Klimaneutral

Weil wir Verant­wortung tragen

Als digitale Branding- und Designagentur denken wir heute immer schon an morgen.  Unsere Mission? Marken für Morgen gestalten. Deswegen ist es für uns selbstverständlich, heute schon etwas dafür zu tun, dass diese Zukunft es auch Wert ist.  Das Klima betrifft uns alle. Je früher wir das verstehen, desto besser für unser Morgen.

ClimatePartner

Unser Partner in Sachen Klimaneutralität

Zusammen mit Climate Partner haben wir für das vergangene Jahr unseren „Corporate Carbon Footprint“ für Schwarz+Matt ermittelt. Denn nur, wenn wir ganz genau wissen, wo wir stehen, können wir die notwendigen Maßnahmen ableiten, um unsere Ziele in Sachen Klimaneutralität zu erreichen. Die Auswertung beruht hierbei auf den strengen Richtlinien des Greenhouse Gas Protocol Corporate Accounting and Reporting Standard (GHG Protocol) und ist ein essenzieller Bestandteil unserer allgemeinen Klimastrategie bei Schwarz+Matt. 

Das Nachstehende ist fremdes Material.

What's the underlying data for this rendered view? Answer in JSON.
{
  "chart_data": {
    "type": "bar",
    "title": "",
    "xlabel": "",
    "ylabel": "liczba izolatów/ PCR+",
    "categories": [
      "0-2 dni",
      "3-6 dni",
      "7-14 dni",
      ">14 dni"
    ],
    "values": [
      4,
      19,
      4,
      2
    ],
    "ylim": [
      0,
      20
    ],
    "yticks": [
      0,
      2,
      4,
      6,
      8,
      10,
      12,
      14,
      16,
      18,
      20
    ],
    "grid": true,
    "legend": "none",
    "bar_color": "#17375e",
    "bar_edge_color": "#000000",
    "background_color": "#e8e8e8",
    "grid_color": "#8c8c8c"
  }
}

Jedes Unternehmen verursacht CO2-Emissionen – egal wie nachhaltig und sparsam gehandelt wird. In Form einer Kompensation dieser Restemissionen gelingt es, dennoch klimaneutral zu werden. 

Klimabilanz

Unsere 49.501 kg CO2 im Detail​

Was wir tun

Sauberes Trinkwasser hilft Menschen und der Umwelt

Wir wollen Verantwortung übernehmen und einen adäquaten Ausgleich zahlen. Mit unserem Klimaschutzprojekt setzen wir uns deshalb für sauberes Trinkwasser in Manica, Sofala und Tete Mosambik ein. Neben der Vermeidung oder der Reduktion von CO2-Emissionen ist der Ausgleich ein wichtiger Schritt im ganzheitlichen Klimaschutz. Unser Team wird aber auch darüber hinaus jederzeit neue Maßnahmen ergreifen oder Prozesse etablieren, die zur Minimierung unserer CO2-Bilanz beitragen. 

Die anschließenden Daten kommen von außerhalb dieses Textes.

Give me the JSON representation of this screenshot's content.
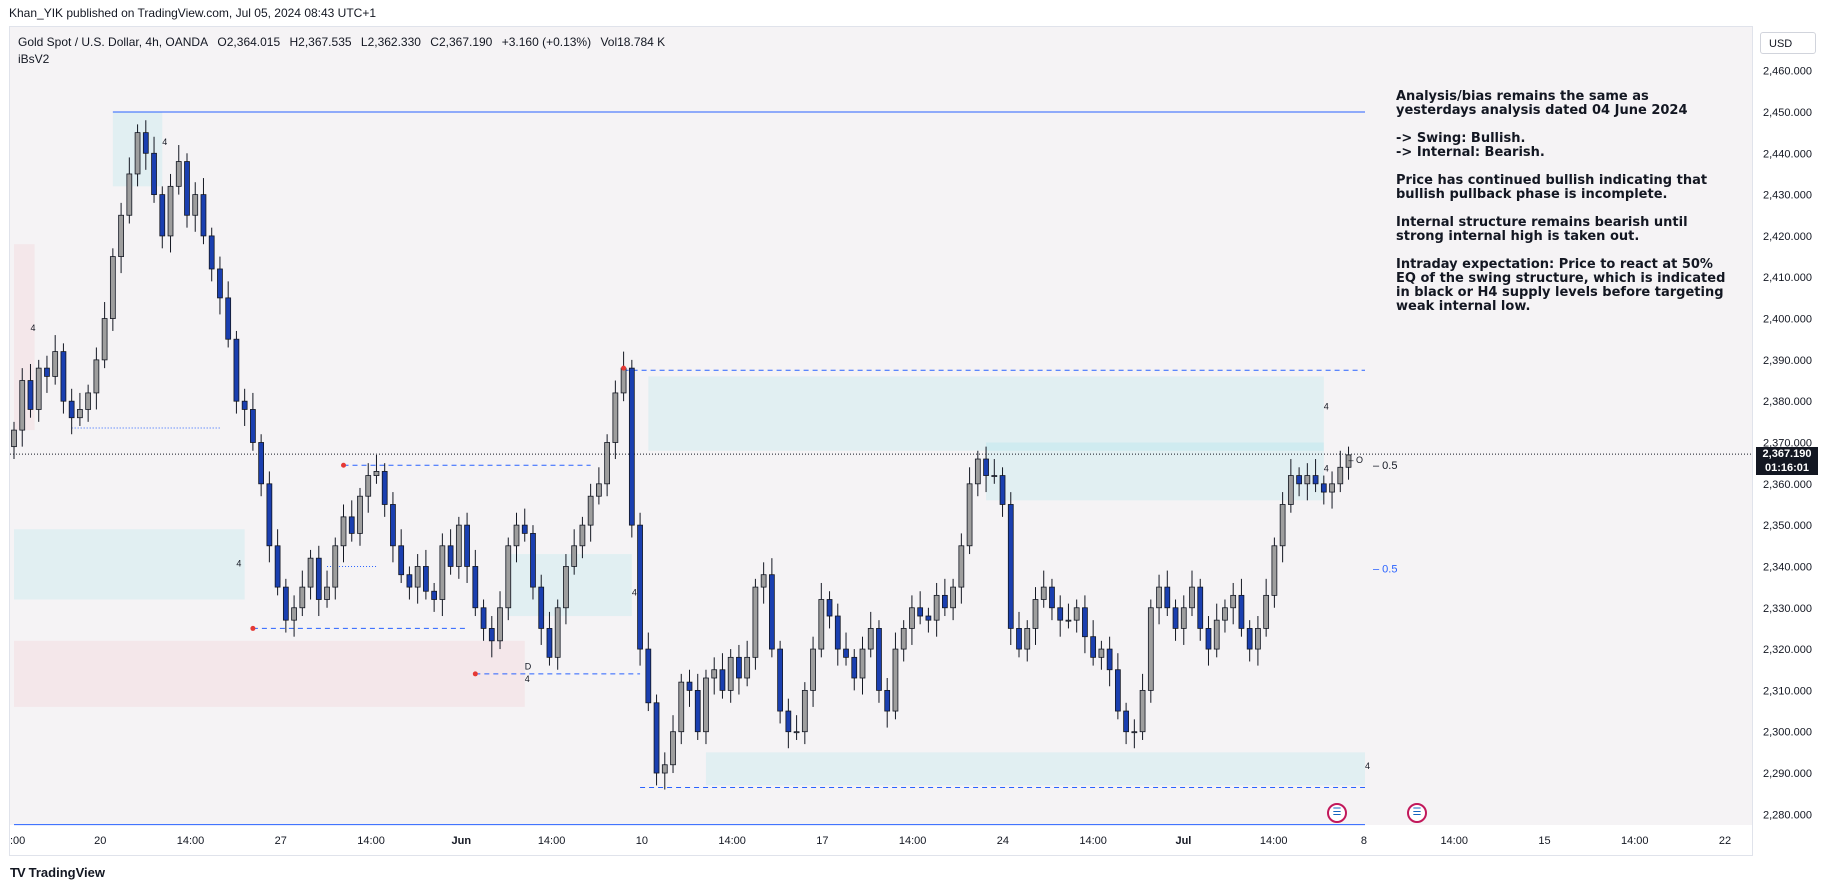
{
  "publisher_line": "Khan_YIK published on TradingView.com, Jul 05, 2024 08:43 UTC+1",
  "legend": {
    "symbol": "Gold Spot / U.S. Dollar, 4h, OANDA",
    "open": "O2,364.015",
    "high": "H2,367.535",
    "low": "L2,362.330",
    "close": "C2,367.190",
    "change": "+3.160 (+0.13%)",
    "volume": "Vol18.784 K",
    "indicator": "iBsV2"
  },
  "currency": "USD",
  "price_tag": {
    "price": "2,367.190",
    "countdown": "01:16:01"
  },
  "brand": {
    "logo": "TV",
    "name": "TradingView"
  },
  "analysis": [
    "Analysis/bias remains the same as yesterdays analysis dated 04 June 2024",
    "-> Swing:  Bullish.\n-> Internal:  Bearish.",
    "Price has continued bullish indicating that bullish pullback phase is incomplete.",
    "Internal structure remains bearish until strong internal high is taken out.",
    "Intraday expectation: Price to react at 50% EQ of the swing structure, which is indicated in black or H4 supply levels before targeting weak internal low."
  ],
  "chart_data": {
    "type": "candlestick",
    "ylim": [
      2275,
      2465
    ],
    "y_ticks": [
      "2,460.000",
      "2,450.000",
      "2,440.000",
      "2,430.000",
      "2,420.000",
      "2,410.000",
      "2,400.000",
      "2,390.000",
      "2,380.000",
      "2,370.000",
      "2,360.000",
      "2,350.000",
      "2,340.000",
      "2,330.000",
      "2,320.000",
      "2,310.000",
      "2,300.000",
      "2,290.000",
      "2,280.000"
    ],
    "x_ticks": [
      ":00",
      "20",
      "14:00",
      "27",
      "14:00",
      "Jun",
      "14:00",
      "10",
      "14:00",
      "17",
      "14:00",
      "24",
      "14:00",
      "Jul",
      "14:00",
      "8",
      "14:00",
      "15",
      "14:00",
      "22"
    ],
    "bold_x_ticks": [
      "Jun",
      "Jul"
    ],
    "current_price": 2367.19,
    "closes": [
      2373,
      2385,
      2378,
      2388,
      2386,
      2392,
      2380,
      2376,
      2378,
      2382,
      2390,
      2400,
      2415,
      2425,
      2435,
      2445,
      2440,
      2430,
      2420,
      2432,
      2438,
      2425,
      2430,
      2420,
      2412,
      2405,
      2395,
      2380,
      2378,
      2370,
      2360,
      2345,
      2335,
      2327,
      2330,
      2335,
      2342,
      2332,
      2335,
      2345,
      2352,
      2348,
      2357,
      2362,
      2363,
      2355,
      2345,
      2338,
      2335,
      2340,
      2334,
      2332,
      2345,
      2340,
      2350,
      2340,
      2330,
      2325,
      2322,
      2330,
      2345,
      2350,
      2348,
      2335,
      2325,
      2318,
      2330,
      2340,
      2345,
      2350,
      2357,
      2360,
      2370,
      2382,
      2388,
      2350,
      2320,
      2307,
      2290,
      2292,
      2300,
      2312,
      2310,
      2300,
      2313,
      2315,
      2310,
      2318,
      2313,
      2318,
      2335,
      2338,
      2320,
      2305,
      2300,
      2300,
      2310,
      2320,
      2332,
      2328,
      2320,
      2318,
      2313,
      2320,
      2325,
      2310,
      2305,
      2320,
      2325,
      2330,
      2328,
      2327,
      2333,
      2330,
      2335,
      2345,
      2360,
      2366,
      2362,
      2362,
      2355,
      2325,
      2320,
      2325,
      2332,
      2335,
      2330,
      2327,
      2327,
      2330,
      2323,
      2318,
      2320,
      2315,
      2305,
      2300,
      2300,
      2310,
      2330,
      2335,
      2330,
      2325,
      2330,
      2335,
      2325,
      2320,
      2327,
      2330,
      2333,
      2325,
      2320,
      2325,
      2333,
      2345,
      2355,
      2362,
      2360,
      2362,
      2360,
      2358,
      2360,
      2364,
      2367
    ],
    "x_domain": [
      0,
      164
    ],
    "x_min_label_pos": 0,
    "lines": [
      {
        "y": 2450.0,
        "x0": 12,
        "x1": 164,
        "style": "solid"
      },
      {
        "y": 2277.5,
        "x0": 0,
        "x1": 164,
        "style": "solid"
      },
      {
        "y": 2387.5,
        "x0": 74,
        "x1": 164,
        "style": "dashed"
      },
      {
        "y": 2286.5,
        "x0": 76,
        "x1": 164,
        "style": "dashed"
      },
      {
        "y": 2364.5,
        "x0": 40,
        "x1": 70,
        "style": "dashed"
      },
      {
        "y": 2325.0,
        "x0": 29,
        "x1": 55,
        "style": "dashed"
      },
      {
        "y": 2314.0,
        "x0": 56,
        "x1": 76,
        "style": "dashed"
      },
      {
        "y": 2373.5,
        "x0": 7,
        "x1": 25,
        "style": "dotted"
      },
      {
        "y": 2340.0,
        "x0": 38,
        "x1": 44,
        "style": "dotted"
      }
    ],
    "zones": [
      {
        "x0": 0,
        "x1": 2.5,
        "y0": 2373,
        "y1": 2418,
        "kind": "supply"
      },
      {
        "x0": 12,
        "x1": 18,
        "y0": 2432,
        "y1": 2450,
        "kind": "demand"
      },
      {
        "x0": 0,
        "x1": 28,
        "y0": 2332,
        "y1": 2349,
        "kind": "demand"
      },
      {
        "x0": 0,
        "x1": 62,
        "y0": 2306,
        "y1": 2322,
        "kind": "supply"
      },
      {
        "x0": 60,
        "x1": 75,
        "y0": 2328,
        "y1": 2343,
        "kind": "demand"
      },
      {
        "x0": 77,
        "x1": 159,
        "y0": 2368,
        "y1": 2386,
        "kind": "demand"
      },
      {
        "x0": 118,
        "x1": 159,
        "y0": 2356,
        "y1": 2370,
        "kind": "demand"
      },
      {
        "x0": 84,
        "x1": 164,
        "y0": 2287,
        "y1": 2295,
        "kind": "demand"
      }
    ],
    "pivot_points": [
      {
        "x": 40,
        "y": 2364.5
      },
      {
        "x": 29,
        "y": 2325.0
      },
      {
        "x": 56,
        "y": 2314.0
      },
      {
        "x": 74,
        "y": 2388.0
      }
    ],
    "marker_labels": [
      {
        "x": 2,
        "y": 2397,
        "text": "4"
      },
      {
        "x": 18,
        "y": 2442,
        "text": "4"
      },
      {
        "x": 27,
        "y": 2340,
        "text": "4"
      },
      {
        "x": 62,
        "y": 2312,
        "text": "4"
      },
      {
        "x": 62,
        "y": 2315,
        "text": "D"
      },
      {
        "x": 75,
        "y": 2333,
        "text": "4"
      },
      {
        "x": 159,
        "y": 2378,
        "text": "4"
      },
      {
        "x": 159,
        "y": 2363,
        "text": "4"
      },
      {
        "x": 164,
        "y": 2291,
        "text": "4"
      },
      {
        "x": 162,
        "y": 2365,
        "text": "– O"
      }
    ],
    "eq_labels": [
      {
        "y": 2364.5,
        "text": "– 0.5",
        "color": "#131722"
      },
      {
        "y": 2339.5,
        "text": "– 0.5",
        "color": "#2962ff"
      }
    ]
  }
}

Wir haben insgesamt 49.051 kg CO2 kompensiert

Das Trinkwasserprojekt in Afrika verschafft etwa 102.000 zusätzlichen Einwohner:innen in den Provinzen Tete, Sofala und Manica in Zentralmosambik Zugang zu sauberem Trinkwasser – durch Reparatur und Installierung von Brunnenanlagen. Durch die Bereitstellung sauberen Wassers wird die Notwendigkeit der Wasseraufbereitung an offenen Feuerstellen in den Haushalten redundant. Das wiederum verringert die Kohlendioxidemissionen, die durch den Verbrennungsprozess (meist von Holz) entstehen. Außerdem werden Krankheiten vermieden, welche durch die Luftverschmutzung an offenen Feuerstellen verursacht werden und denen vor allem Frauen und Kinder häufig ausgesetzt sind. Gemeinsam mit lokalen NGOs ermittelt das Projekt Gemeinden, die neue Brunnen oder Reparaturen an Brunnen benötigen, und stellt die Wasserqualität des gewonnenen Wassers sicher.